Et si les enfants s'ennuient !? La belle affaire ! Au contraire même ! Ces temps d'oisiveté et de respiration leur donnent l'occasion de se connecter à leurs besoins et d'exercer leur créativité, leur intelligence intuitive, de préserver leur regard d’enfant qui les rend si frais, si imaginatifs, si inventifs.

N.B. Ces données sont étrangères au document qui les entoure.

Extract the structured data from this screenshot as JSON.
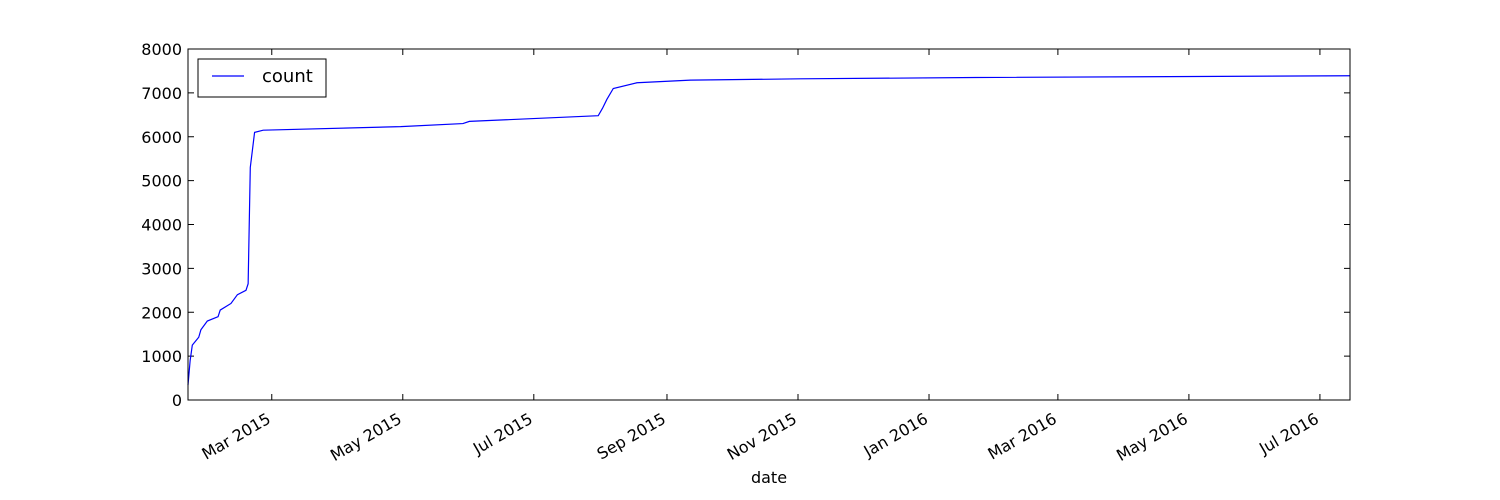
{
  "chart_data": {
    "type": "line",
    "x_label": "date",
    "x": [
      "2015-01-21",
      "2015-01-22",
      "2015-01-23",
      "2015-01-26",
      "2015-01-27",
      "2015-01-30",
      "2015-02-04",
      "2015-02-05",
      "2015-02-10",
      "2015-02-13",
      "2015-02-17",
      "2015-02-18",
      "2015-02-19",
      "2015-02-20",
      "2015-02-21",
      "2015-02-25",
      "2015-04-30",
      "2015-05-29",
      "2015-06-01",
      "2015-07-31",
      "2015-08-02",
      "2015-08-04",
      "2015-08-07",
      "2015-08-18",
      "2015-09-12",
      "2015-11-02",
      "2016-01-23",
      "2016-07-15"
    ],
    "series": [
      {
        "name": "count",
        "color": "#0000ff",
        "values": [
          340,
          900,
          1250,
          1430,
          1600,
          1800,
          1900,
          2050,
          2200,
          2400,
          2500,
          2650,
          5300,
          5700,
          6100,
          6150,
          6230,
          6300,
          6350,
          6480,
          6650,
          6850,
          7100,
          7230,
          7290,
          7320,
          7350,
          7390
        ]
      }
    ],
    "xlim": [
      "2015-01-21",
      "2016-07-15"
    ],
    "xticks": [
      {
        "value": "2015-03-01",
        "label": "Mar 2015"
      },
      {
        "value": "2015-05-01",
        "label": "May 2015"
      },
      {
        "value": "2015-07-01",
        "label": "Jul 2015"
      },
      {
        "value": "2015-09-01",
        "label": "Sep 2015"
      },
      {
        "value": "2015-11-01",
        "label": "Nov 2015"
      },
      {
        "value": "2016-01-01",
        "label": "Jan 2016"
      },
      {
        "value": "2016-03-01",
        "label": "Mar 2016"
      },
      {
        "value": "2016-05-01",
        "label": "May 2016"
      },
      {
        "value": "2016-07-01",
        "label": "Jul 2016"
      }
    ],
    "ylim": [
      0,
      8000
    ],
    "yticks": [
      0,
      1000,
      2000,
      3000,
      4000,
      5000,
      6000,
      7000,
      8000
    ],
    "legend": "upper left"
  }
}
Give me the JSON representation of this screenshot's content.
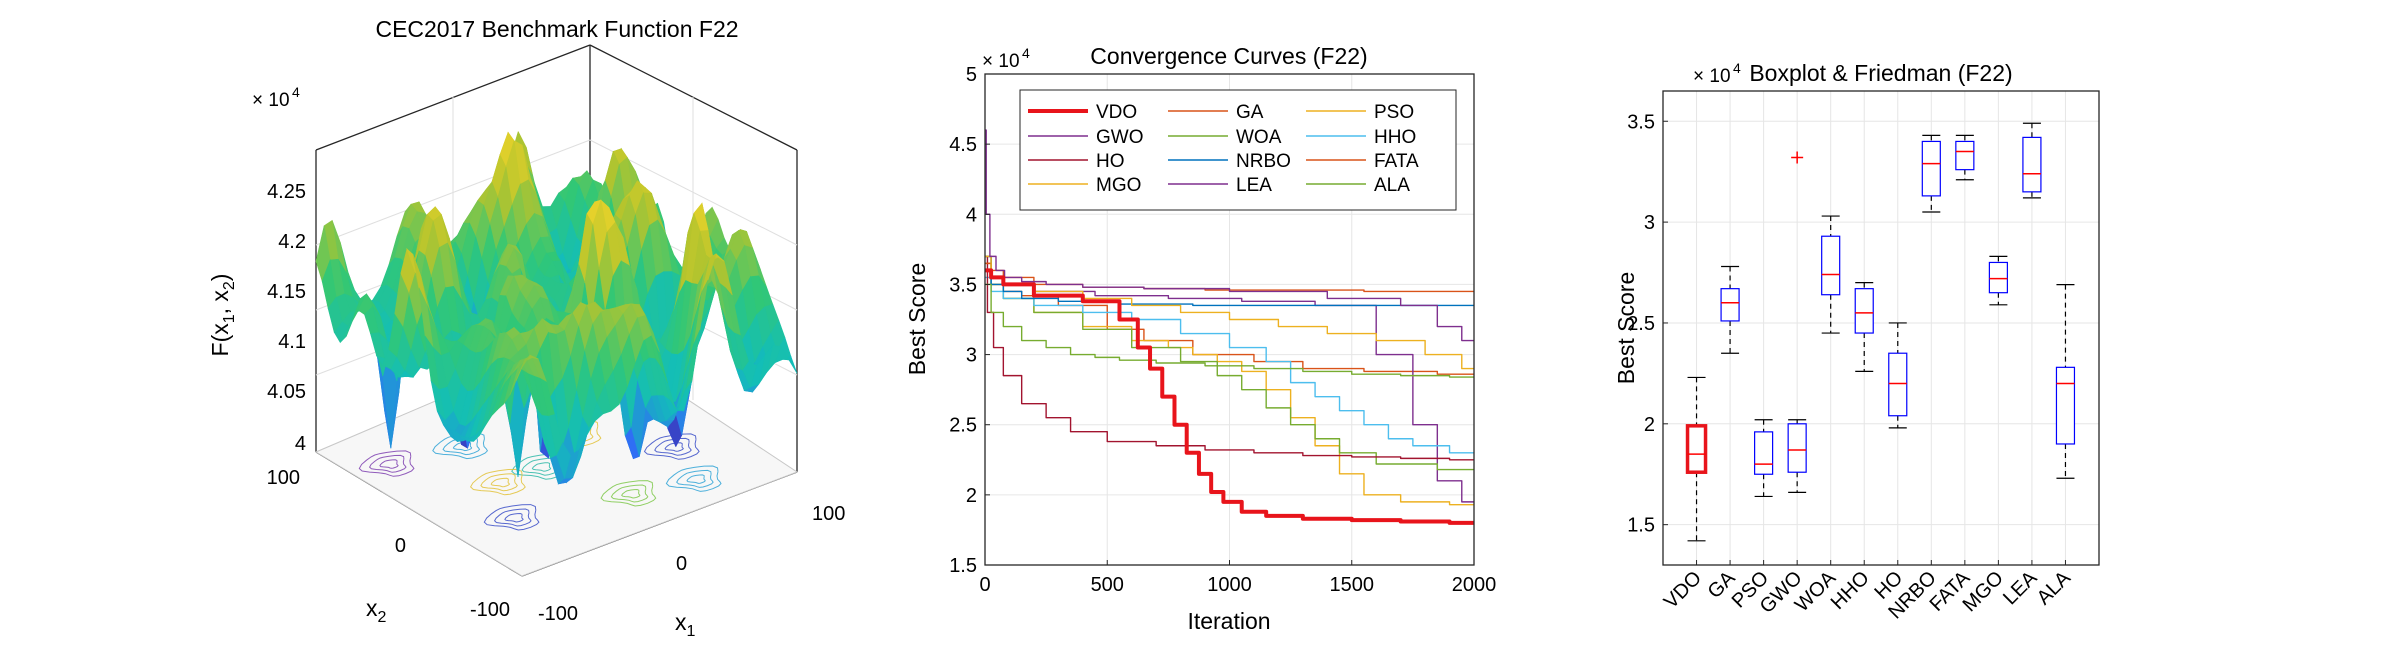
{
  "chart_data": [
    {
      "type": "surface3d",
      "title": "CEC2017 Benchmark Function F22",
      "xlabel": "x",
      "xlabel_sub": "1",
      "ylabel": "x",
      "ylabel_sub": "2",
      "zlabel_main": "F(x",
      "zlabel_sub1": "1",
      "zlabel_mid": ", x",
      "zlabel_sub2": "2",
      "zlabel_end": ")",
      "exponent_base": "× 10",
      "exponent_power": "4",
      "zticks": [
        "4",
        "4.05",
        "4.1",
        "4.15",
        "4.2",
        "4.25"
      ],
      "xticks": [
        "-100",
        "0",
        "100"
      ],
      "yticks": [
        "-100",
        "0",
        "100"
      ],
      "zlim": [
        4.0,
        4.28
      ],
      "xlim": [
        -100,
        100
      ],
      "ylim": [
        -100,
        100
      ]
    },
    {
      "type": "line",
      "title": "Convergence Curves (F22)",
      "xlabel": "Iteration",
      "ylabel": "Best Score",
      "exponent_base": "× 10",
      "exponent_power": "4",
      "xlim": [
        0,
        2000
      ],
      "ylim": [
        1.5,
        5
      ],
      "xticks": [
        "0",
        "500",
        "1000",
        "1500",
        "2000"
      ],
      "yticks": [
        "1.5",
        "2",
        "2.5",
        "3",
        "3.5",
        "4",
        "4.5",
        "5"
      ],
      "series": [
        {
          "name": "VDO",
          "color": "#e8141b",
          "width": 4,
          "x": [
            0,
            50,
            100,
            300,
            500,
            600,
            650,
            700,
            750,
            800,
            850,
            900,
            950,
            1000,
            1100,
            1200,
            1400,
            1600,
            1800,
            2000
          ],
          "values": [
            3.6,
            3.55,
            3.5,
            3.42,
            3.38,
            3.25,
            3.05,
            2.9,
            2.7,
            2.5,
            2.3,
            2.15,
            2.02,
            1.95,
            1.88,
            1.85,
            1.83,
            1.82,
            1.81,
            1.8
          ]
        },
        {
          "name": "GA",
          "color": "#d95319",
          "width": 1.4,
          "x": [
            0,
            50,
            100,
            200,
            400,
            600,
            700,
            1000,
            1200,
            1400,
            1700,
            2000
          ],
          "values": [
            3.7,
            3.5,
            3.45,
            3.42,
            3.35,
            3.18,
            3.1,
            3.0,
            2.95,
            2.9,
            2.88,
            2.86
          ]
        },
        {
          "name": "PSO",
          "color": "#edb120",
          "width": 1.4,
          "x": [
            0,
            50,
            100,
            300,
            500,
            700,
            800,
            900,
            1000,
            1100,
            1200,
            1300,
            1400,
            1500,
            1600,
            1800,
            2000
          ],
          "values": [
            3.65,
            3.5,
            3.4,
            3.3,
            3.2,
            3.1,
            3.05,
            3.0,
            2.95,
            2.88,
            2.75,
            2.55,
            2.35,
            2.15,
            2.0,
            1.95,
            1.93
          ]
        },
        {
          "name": "GWO",
          "color": "#7e2f8e",
          "width": 1.4,
          "x": [
            0,
            50,
            100,
            300,
            600,
            900,
            1200,
            1500,
            1700,
            1800,
            1900,
            2000
          ],
          "values": [
            3.6,
            3.55,
            3.5,
            3.45,
            3.42,
            3.4,
            3.38,
            3.35,
            3.0,
            2.5,
            2.1,
            1.95
          ]
        },
        {
          "name": "WOA",
          "color": "#77ac30",
          "width": 1.4,
          "x": [
            0,
            50,
            100,
            300,
            500,
            700,
            900,
            1000,
            1100,
            1200,
            1300,
            1400,
            1500,
            1700,
            2000
          ],
          "values": [
            3.7,
            3.5,
            3.4,
            3.3,
            3.18,
            3.05,
            2.95,
            2.85,
            2.75,
            2.62,
            2.5,
            2.4,
            2.3,
            2.22,
            2.18
          ]
        },
        {
          "name": "HHO",
          "color": "#4dbeee",
          "width": 1.4,
          "x": [
            0,
            50,
            100,
            300,
            500,
            700,
            900,
            1100,
            1200,
            1300,
            1400,
            1500,
            1600,
            1700,
            1800,
            2000
          ],
          "values": [
            3.55,
            3.45,
            3.4,
            3.35,
            3.3,
            3.25,
            3.15,
            3.05,
            2.95,
            2.8,
            2.7,
            2.6,
            2.5,
            2.4,
            2.35,
            2.3
          ]
        },
        {
          "name": "HO",
          "color": "#a2142f",
          "width": 1.4,
          "x": [
            0,
            20,
            50,
            100,
            200,
            300,
            400,
            600,
            800,
            1000,
            1200,
            1400,
            1600,
            1800,
            2000
          ],
          "values": [
            3.7,
            3.3,
            3.05,
            2.85,
            2.65,
            2.55,
            2.45,
            2.38,
            2.35,
            2.32,
            2.3,
            2.28,
            2.27,
            2.26,
            2.25
          ]
        },
        {
          "name": "NRBO",
          "color": "#0072bd",
          "width": 1.4,
          "x": [
            0,
            50,
            100,
            200,
            400,
            700,
            1000,
            1500,
            2000
          ],
          "values": [
            3.7,
            3.5,
            3.45,
            3.4,
            3.38,
            3.36,
            3.35,
            3.35,
            3.35
          ]
        },
        {
          "name": "FATA",
          "color": "#d95319",
          "width": 1.4,
          "x": [
            0,
            50,
            100,
            300,
            500,
            800,
            1000,
            1400,
            1700,
            2000
          ],
          "values": [
            3.65,
            3.6,
            3.55,
            3.5,
            3.48,
            3.47,
            3.46,
            3.46,
            3.45,
            3.45
          ]
        },
        {
          "name": "MGO",
          "color": "#edb120",
          "width": 1.4,
          "x": [
            0,
            50,
            100,
            300,
            500,
            700,
            900,
            1100,
            1300,
            1500,
            1700,
            1900,
            2000
          ],
          "values": [
            3.7,
            3.55,
            3.5,
            3.45,
            3.4,
            3.35,
            3.3,
            3.25,
            3.2,
            3.15,
            3.1,
            3.0,
            2.9
          ]
        },
        {
          "name": "LEA",
          "color": "#7e2f8e",
          "width": 1.4,
          "x": [
            0,
            10,
            30,
            60,
            100,
            200,
            300,
            500,
            800,
            1200,
            1600,
            1800,
            1900,
            2000
          ],
          "values": [
            4.6,
            4.0,
            3.7,
            3.6,
            3.55,
            3.52,
            3.5,
            3.48,
            3.47,
            3.45,
            3.4,
            3.35,
            3.2,
            3.1
          ]
        },
        {
          "name": "ALA",
          "color": "#77ac30",
          "width": 1.4,
          "x": [
            0,
            50,
            100,
            200,
            300,
            400,
            500,
            600,
            800,
            1000,
            1200,
            1400,
            1600,
            1800,
            2000
          ],
          "values": [
            3.5,
            3.3,
            3.2,
            3.1,
            3.05,
            3.0,
            2.98,
            2.96,
            2.94,
            2.92,
            2.9,
            2.88,
            2.86,
            2.85,
            2.84
          ]
        }
      ]
    },
    {
      "type": "boxplot",
      "title": "Boxplot & Friedman (F22)",
      "ylabel": "Best Score",
      "exponent_base": "× 10",
      "exponent_power": "4",
      "ylim": [
        1.3,
        3.65
      ],
      "yticks": [
        "1.5",
        "2",
        "2.5",
        "3",
        "3.5"
      ],
      "categories": [
        "VDO",
        "GA",
        "PSO",
        "GWO",
        "WOA",
        "HHO",
        "HO",
        "NRBO",
        "FATA",
        "MGO",
        "LEA",
        "ALA"
      ],
      "box_color": "#0000ff",
      "median_color": "#ff0000",
      "highlight": "VDO",
      "boxes": [
        {
          "min": 1.42,
          "q1": 1.76,
          "median": 1.85,
          "q3": 1.99,
          "max": 2.23
        },
        {
          "min": 2.35,
          "q1": 2.51,
          "median": 2.6,
          "q3": 2.67,
          "max": 2.78
        },
        {
          "min": 1.64,
          "q1": 1.75,
          "median": 1.8,
          "q3": 1.96,
          "max": 2.02
        },
        {
          "min": 1.66,
          "q1": 1.76,
          "median": 1.87,
          "q3": 2.0,
          "max": 2.02,
          "outliers": [
            3.32
          ]
        },
        {
          "min": 2.45,
          "q1": 2.64,
          "median": 2.74,
          "q3": 2.93,
          "max": 3.03
        },
        {
          "min": 2.26,
          "q1": 2.45,
          "median": 2.55,
          "q3": 2.67,
          "max": 2.7
        },
        {
          "min": 1.98,
          "q1": 2.04,
          "median": 2.2,
          "q3": 2.35,
          "max": 2.5
        },
        {
          "min": 3.05,
          "q1": 3.13,
          "median": 3.29,
          "q3": 3.4,
          "max": 3.43
        },
        {
          "min": 3.21,
          "q1": 3.26,
          "median": 3.35,
          "q3": 3.4,
          "max": 3.43
        },
        {
          "min": 2.59,
          "q1": 2.65,
          "median": 2.72,
          "q3": 2.8,
          "max": 2.83
        },
        {
          "min": 3.12,
          "q1": 3.15,
          "median": 3.24,
          "q3": 3.42,
          "max": 3.49
        },
        {
          "min": 1.73,
          "q1": 1.9,
          "median": 2.2,
          "q3": 2.28,
          "max": 2.69
        }
      ]
    }
  ]
}
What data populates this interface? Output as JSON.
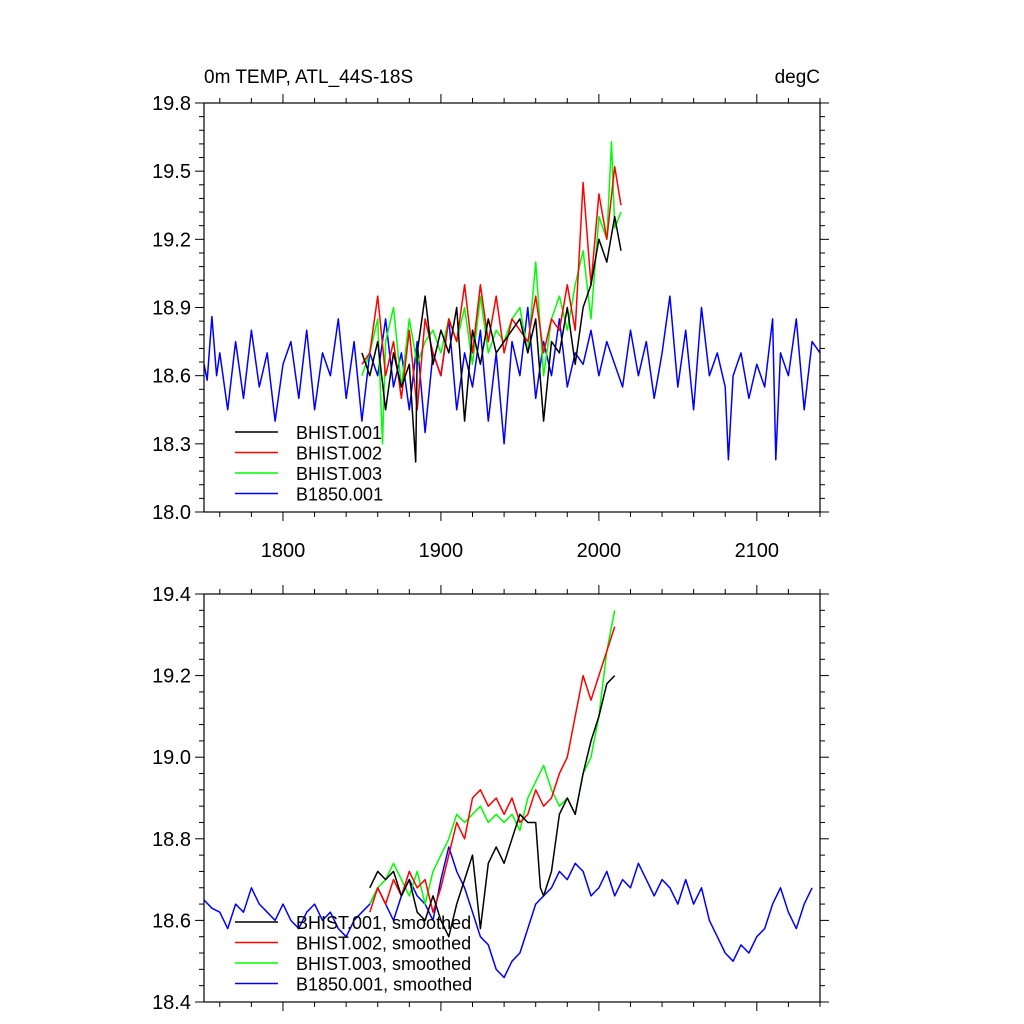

Lâcher avec l'idée de vouloir remplir les journées des enfants avec 36000 activités, c'est à mon sens leur ouvrir le plus large espace possible, celui qui leur permettra, leur vie durant, d'être pleinement présents à eux-mêmes, de rester à l’écoute de leur cœur, de rêver librement leur vie, de se risquer à vivre leurs rêves, d’oser écrire leur propre voie… Celui qui ouvre, en définitive, le domaine des possibles…

Réfléchir à tout cela et l’expérimenter au quotidien m’a permis de me détendre, de passer des moments plus calmes, et donc beaucoup plus productifs. Car le stress est un antagoniste féroce de l'apprentissage et j'en ai fait ma sonnette d'alarme : il n’y a plus de plaisir ? il y a du stress ? hop, on arrête, ça ne sert à rien, on passe à autre chose, on y reviendra, autrement peut-être…

J’ai ainsi appris à lâcher prise, à ne pas nous mettre trop de pression, ni à moi, ni à eux, à faire confiance, à moi, à eux, à les écouter, à me mettre à leur hauteur, et à me laisser porter par leurs envie et leur merveilleux talents.

Finalement, revisiter mes croyances, et donc mes attentes, et faire confiance a été la meilleure stratégie pour tenir le coup dans cette expérience souvent difficile il faut l'avouer. Et j'en retire de tels apprentissages, une telle croissance personnelle et familiale et une telle satisfaction que je ne regrette rien. C’est une des plus belles expériences que je me suis offert de vivre. ❤️

Voilà, il me semble donc que si, durant cette période de confinement, les enfants font leurs devoirs scolaires durant 2h par jour, c'est déjà énoooooorme et largement suffisant, quelque soit la durée de ce confinement. Ils vont apprendre tellement d'autres choses, et vous aussi, j'en suis certaine ! Et puis vous n’êtes pas en instruction en famille, vous ne portez pas la lourde responsabilité de leur instruction. C’est simplement un passage et peut-être une opportunité extraordinaire qui vous est donnée, celle d'expérimenter quelque chose de nouveau, celle que les enfants apprennent autrement, durant ce temps hors du temps.

Je vous envoie plein de douceur et d'amour à toutes et à tous et vous souhaite le meilleur dans cette épreuve qui nous fera tous grandir.